I understood her pain, but not her unwillingness to hear what he was saying. Which never changed.
Something similar is happening right now on a national level, it seems to me. Donald Trump told all of us who he was before he got elected. The Access Hollywood tape, among other evidence, confirmed it. Yet many of us didn’t believe him.
A still photo from the infamous 2005 "Access Hollywood" video.
Some of the Democrats I know heard the words he uttered yet thought he was speaking “off the cuff.” Or they thought yes, he’s a playboy and a scammer, but once he’s in the Presidency, for heaven’s sake, he’ll straighten up. They didn’t vote for him, but nor did they imagine, in their wildest nightmares, that they were actually only seeing a glimpse of his character defects.
Of the people voted for him, some now admit they had doubts all along. But maybe they believed he’d change, or was not fully articulating his intentions, or his worldview.
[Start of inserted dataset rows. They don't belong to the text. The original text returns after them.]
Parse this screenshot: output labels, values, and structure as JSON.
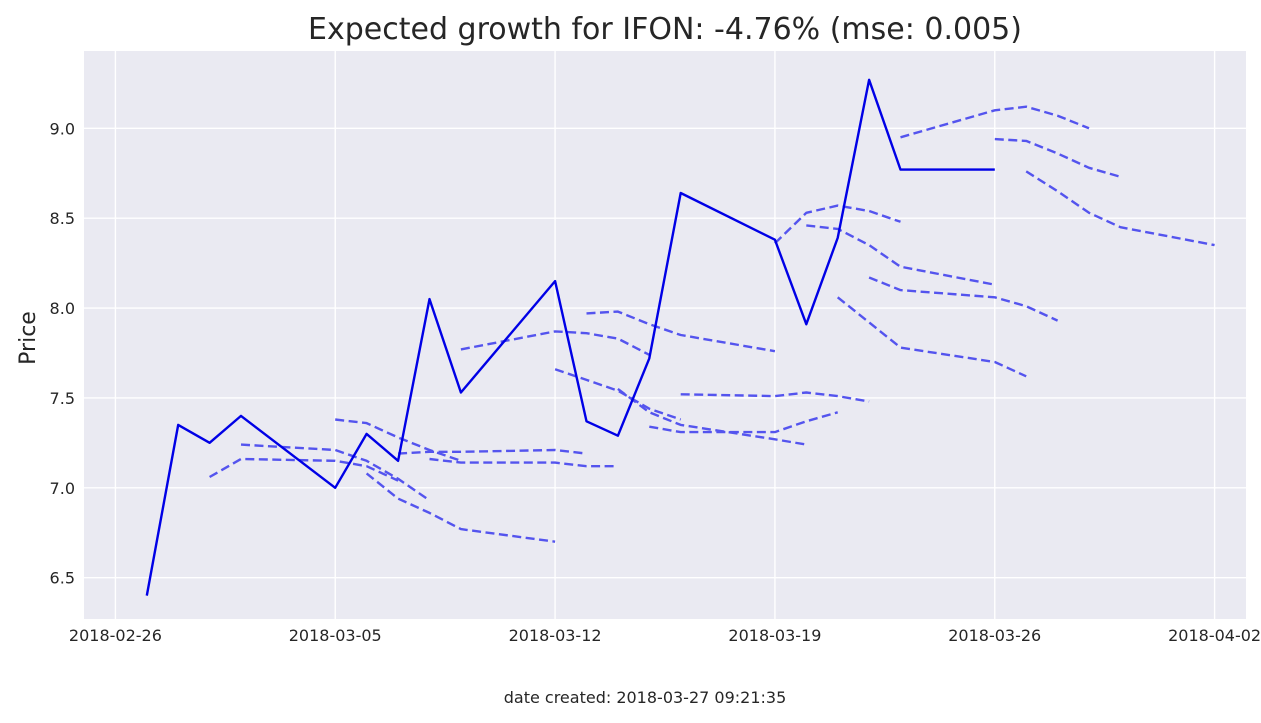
{
  "chart_data": {
    "type": "line",
    "title": "Expected growth for IFON: -4.76% (mse: 0.005)",
    "xlabel": "",
    "ylabel": "Price",
    "footer": "date created: 2018-03-27 09:21:35",
    "xlim": [
      "2018-02-25",
      "2018-04-03"
    ],
    "ylim": [
      6.27,
      9.43
    ],
    "xticks": [
      "2018-02-26",
      "2018-03-05",
      "2018-03-12",
      "2018-03-19",
      "2018-03-26",
      "2018-04-02"
    ],
    "yticks": [
      "6.5",
      "7.0",
      "7.5",
      "8.0",
      "8.5",
      "9.0"
    ],
    "grid": true,
    "background": "#eaeaf2",
    "series": [
      {
        "style": "solid",
        "color": "#0000e6",
        "points": [
          [
            "2018-02-27",
            6.4
          ],
          [
            "2018-02-28",
            7.35
          ],
          [
            "2018-03-01",
            7.25
          ],
          [
            "2018-03-02",
            7.4
          ],
          [
            "2018-03-05",
            7.0
          ],
          [
            "2018-03-06",
            7.3
          ],
          [
            "2018-03-07",
            7.15
          ],
          [
            "2018-03-08",
            8.05
          ],
          [
            "2018-03-09",
            7.53
          ],
          [
            "2018-03-12",
            8.15
          ],
          [
            "2018-03-13",
            7.37
          ],
          [
            "2018-03-14",
            7.29
          ],
          [
            "2018-03-15",
            7.72
          ],
          [
            "2018-03-16",
            8.64
          ],
          [
            "2018-03-19",
            8.38
          ],
          [
            "2018-03-20",
            7.91
          ],
          [
            "2018-03-21",
            8.39
          ],
          [
            "2018-03-22",
            9.27
          ],
          [
            "2018-03-23",
            8.77
          ],
          [
            "2018-03-26",
            8.77
          ]
        ]
      },
      {
        "style": "dashed",
        "color": "#5454ee",
        "points": [
          [
            "2018-03-01",
            7.06
          ],
          [
            "2018-03-02",
            7.16
          ],
          [
            "2018-03-05",
            7.15
          ],
          [
            "2018-03-06",
            7.12
          ],
          [
            "2018-03-07",
            7.04
          ]
        ]
      },
      {
        "style": "dashed",
        "color": "#5454ee",
        "points": [
          [
            "2018-03-02",
            7.24
          ],
          [
            "2018-03-05",
            7.21
          ],
          [
            "2018-03-06",
            7.15
          ],
          [
            "2018-03-07",
            7.05
          ],
          [
            "2018-03-08",
            6.93
          ]
        ]
      },
      {
        "style": "dashed",
        "color": "#5454ee",
        "points": [
          [
            "2018-03-05",
            7.38
          ],
          [
            "2018-03-06",
            7.36
          ],
          [
            "2018-03-07",
            7.28
          ],
          [
            "2018-03-08",
            7.21
          ],
          [
            "2018-03-09",
            7.15
          ]
        ]
      },
      {
        "style": "dashed",
        "color": "#5454ee",
        "points": [
          [
            "2018-03-06",
            7.08
          ],
          [
            "2018-03-07",
            6.94
          ],
          [
            "2018-03-08",
            6.86
          ],
          [
            "2018-03-09",
            6.77
          ],
          [
            "2018-03-12",
            6.7
          ]
        ]
      },
      {
        "style": "dashed",
        "color": "#5454ee",
        "points": [
          [
            "2018-03-07",
            7.19
          ],
          [
            "2018-03-08",
            7.2
          ],
          [
            "2018-03-09",
            7.2
          ],
          [
            "2018-03-12",
            7.21
          ],
          [
            "2018-03-13",
            7.19
          ]
        ]
      },
      {
        "style": "dashed",
        "color": "#5454ee",
        "points": [
          [
            "2018-03-08",
            7.16
          ],
          [
            "2018-03-09",
            7.14
          ],
          [
            "2018-03-12",
            7.14
          ],
          [
            "2018-03-13",
            7.12
          ],
          [
            "2018-03-14",
            7.12
          ]
        ]
      },
      {
        "style": "dashed",
        "color": "#5454ee",
        "points": [
          [
            "2018-03-09",
            7.77
          ],
          [
            "2018-03-12",
            7.87
          ],
          [
            "2018-03-13",
            7.86
          ],
          [
            "2018-03-14",
            7.83
          ],
          [
            "2018-03-15",
            7.74
          ]
        ]
      },
      {
        "style": "dashed",
        "color": "#5454ee",
        "points": [
          [
            "2018-03-12",
            7.66
          ],
          [
            "2018-03-13",
            7.6
          ],
          [
            "2018-03-14",
            7.54
          ],
          [
            "2018-03-15",
            7.44
          ],
          [
            "2018-03-16",
            7.38
          ]
        ]
      },
      {
        "style": "dashed",
        "color": "#5454ee",
        "points": [
          [
            "2018-03-13",
            7.97
          ],
          [
            "2018-03-14",
            7.98
          ],
          [
            "2018-03-15",
            7.91
          ],
          [
            "2018-03-16",
            7.85
          ],
          [
            "2018-03-19",
            7.76
          ]
        ]
      },
      {
        "style": "dashed",
        "color": "#5454ee",
        "points": [
          [
            "2018-03-14",
            7.55
          ],
          [
            "2018-03-15",
            7.42
          ],
          [
            "2018-03-16",
            7.35
          ],
          [
            "2018-03-19",
            7.27
          ],
          [
            "2018-03-20",
            7.24
          ]
        ]
      },
      {
        "style": "dashed",
        "color": "#5454ee",
        "points": [
          [
            "2018-03-15",
            7.34
          ],
          [
            "2018-03-16",
            7.31
          ],
          [
            "2018-03-19",
            7.31
          ],
          [
            "2018-03-20",
            7.37
          ],
          [
            "2018-03-21",
            7.42
          ]
        ]
      },
      {
        "style": "dashed",
        "color": "#5454ee",
        "points": [
          [
            "2018-03-16",
            7.52
          ],
          [
            "2018-03-19",
            7.51
          ],
          [
            "2018-03-20",
            7.53
          ],
          [
            "2018-03-21",
            7.51
          ],
          [
            "2018-03-22",
            7.48
          ]
        ]
      },
      {
        "style": "dashed",
        "color": "#5454ee",
        "points": [
          [
            "2018-03-19",
            8.36
          ],
          [
            "2018-03-20",
            8.53
          ],
          [
            "2018-03-21",
            8.57
          ],
          [
            "2018-03-22",
            8.54
          ],
          [
            "2018-03-23",
            8.48
          ]
        ]
      },
      {
        "style": "dashed",
        "color": "#5454ee",
        "points": [
          [
            "2018-03-20",
            8.46
          ],
          [
            "2018-03-21",
            8.44
          ],
          [
            "2018-03-22",
            8.35
          ],
          [
            "2018-03-23",
            8.23
          ],
          [
            "2018-03-26",
            8.13
          ]
        ]
      },
      {
        "style": "dashed",
        "color": "#5454ee",
        "points": [
          [
            "2018-03-21",
            8.06
          ],
          [
            "2018-03-22",
            7.92
          ],
          [
            "2018-03-23",
            7.78
          ],
          [
            "2018-03-26",
            7.7
          ],
          [
            "2018-03-27",
            7.62
          ]
        ]
      },
      {
        "style": "dashed",
        "color": "#5454ee",
        "points": [
          [
            "2018-03-22",
            8.17
          ],
          [
            "2018-03-23",
            8.1
          ],
          [
            "2018-03-26",
            8.06
          ],
          [
            "2018-03-27",
            8.01
          ],
          [
            "2018-03-28",
            7.93
          ]
        ]
      },
      {
        "style": "dashed",
        "color": "#5454ee",
        "points": [
          [
            "2018-03-23",
            8.95
          ],
          [
            "2018-03-26",
            9.1
          ],
          [
            "2018-03-27",
            9.12
          ],
          [
            "2018-03-28",
            9.07
          ],
          [
            "2018-03-29",
            9.0
          ]
        ]
      },
      {
        "style": "dashed",
        "color": "#5454ee",
        "points": [
          [
            "2018-03-26",
            8.94
          ],
          [
            "2018-03-27",
            8.93
          ],
          [
            "2018-03-28",
            8.86
          ],
          [
            "2018-03-29",
            8.78
          ],
          [
            "2018-03-30",
            8.73
          ]
        ]
      },
      {
        "style": "dashed",
        "color": "#5454ee",
        "points": [
          [
            "2018-03-27",
            8.76
          ],
          [
            "2018-03-28",
            8.65
          ],
          [
            "2018-03-29",
            8.53
          ],
          [
            "2018-03-30",
            8.45
          ],
          [
            "2018-04-02",
            8.35
          ]
        ]
      }
    ]
  }
}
It just makes me wonder: how many of us have entered into relationships thinking “She doesn’t mean it” or “He’ll change”? And what did we learn from that?
See, people really do mean what they say. And no, they’re not changing.
And if they become President, they will have the full power of the United States government to turn their statements into policies and actions. On a grand scale. On a worldwide scale, in fact.
When Donald Trump told us he had bone spurs that prevented him from doing military service, didn’t that presage his hiding in a bunker during the demonstrations this summer?
When we learned he’d spent his career cheating creditors and contractors, should we have been surprised to find out recently how much he’s been cheating the IRS?
When he proved himself incapable of managing the fortune he inherited, didn’t it also follow that he would drive up the national debt? That having been at the receiving end of undeserved handouts all this life, whether from his father or from banks, he would feel he had a right to help himself and his friends to relief aid meant for the people?
A lot of individuals are bad at facing the truth, it seems. Are societies any better?
My friend eventually broke up with her boyfriend. But she never stopped mourning what could have been. Her friends, including me, were unable to convince her that the monogamy, per se, wasn’t the problem. The problem was her unwillingness to hear him. Masochist, meet sadist.
Yes, many of us didn’t vote for Trump. But many did, and some of them still support him. Americans have this idea that we are highly self-respecting, that we control our leaders and they are answerable to us, and that we elect people for rational reasons.
I wonder if any of that is true anymore.
My hope is that in November, we make what my mom used to call “a nice clean break with that guy.”
I hope we tell him, “No, we’re not coming back. Yes, we should have listened when you told us who you were.
Who you still are.
Who you will surely keep right on being.
"Have a nice life.”
Or as a wise woman I know once said, we don’t have to hate him. But we also don’t have to date him.